ECLI:NL:RBDHA:2022:4648
Rechtbank Den Haag
- Eerste aanleg - enkelvoudig
- Rechtspraak.nl
Asielaanvragen van een Azerbeidzjaans gezin met banden aan de Gülenbeweging en de afwijzing door de Staatssecretaris van Justitie en Veiligheid
In deze zaak heeft de Rechtbank Den Haag uitspraak gedaan over de asielaanvragen van een Azerbeidzjaans gezin, dat vreesde voor vervolging in hun thuisland vanwege hun banden met de Gülenbeweging. De aanvragen werden afgewezen door de Staatssecretaris van Justitie en Veiligheid, die de aanvragen als kennelijk ongegrond bestempelde. De rechtbank heeft de beroepen van de eisers behandeld op 21 april 2022. Eiser, bijgestaan door zijn gemachtigde, was aanwezig via videoverbinding, terwijl eiseres niet verscheen.
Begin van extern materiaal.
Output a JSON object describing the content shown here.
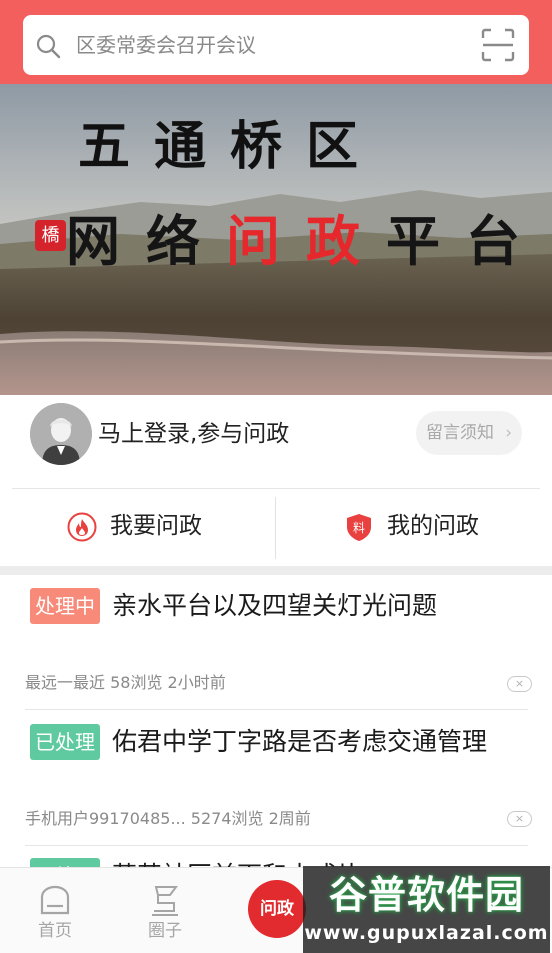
{
  "search": {
    "placeholder": "区委常委会召开会议"
  },
  "banner": {
    "seal": "橋",
    "line1": "五通桥区",
    "line2_a": "网络",
    "line2_b": "问政",
    "line2_c": "平台"
  },
  "login": {
    "prompt": "马上登录,参与问政",
    "notice_label": "留言须知",
    "notice_chevron": "›"
  },
  "actions": {
    "ask_label": "我要问政",
    "mine_label": "我的问政"
  },
  "feed": [
    {
      "status": "处理中",
      "title": "亲水平台以及四望关灯光问题",
      "meta": "最远一最近  58浏览  2小时前",
      "close": "×"
    },
    {
      "status": "已处理",
      "title": "佑君中学丁字路是否考虑交通管理",
      "meta": "手机用户99170485...  5274浏览  2周前",
      "close": "×"
    },
    {
      "status": "已处理",
      "title": "茅英社区前面和水成片"
    }
  ],
  "tabbar": {
    "home_label": "首页",
    "circle_label": "圈子",
    "center_label": "问政"
  },
  "watermark": {
    "title": "谷普软件园",
    "url": "www.gupuxlazal.com"
  },
  "colors": {
    "header": "#f25f5c",
    "accent_red": "#e12b2e",
    "status_processing": "#f78a79",
    "status_done": "#5fcaa0"
  }
}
De rechtbank heeft vastgesteld dat de identiteit en nationaliteit van de eisers geloofwaardig zijn, evenals de aanhangigheid van de Gülenbeweging door eiser. Echter, de rechtbank oordeelde dat de Staatssecretaris onvoldoende had gemotiveerd waarom de vrees van eiser voor problemen met de veiligheidsdiensten bij terugkeer naar Azerbeidzjan niet aannemelijk was. De rechtbank heeft geconcludeerd dat de aannemelijkheidsbeoordeling van de Staatssecretaris niet zorgvuldig was en heeft de bestreden besluiten vernietigd. De rechtbank heeft verweerder opgedragen om binnen tien weken nieuwe besluiten te nemen op de asielaanvragen, waarbij de eerdere gebreken in acht moeten worden genomen. De rechtbank heeft ook de proceskosten van de eisers toegewezen, vastgesteld op € 1.518,-.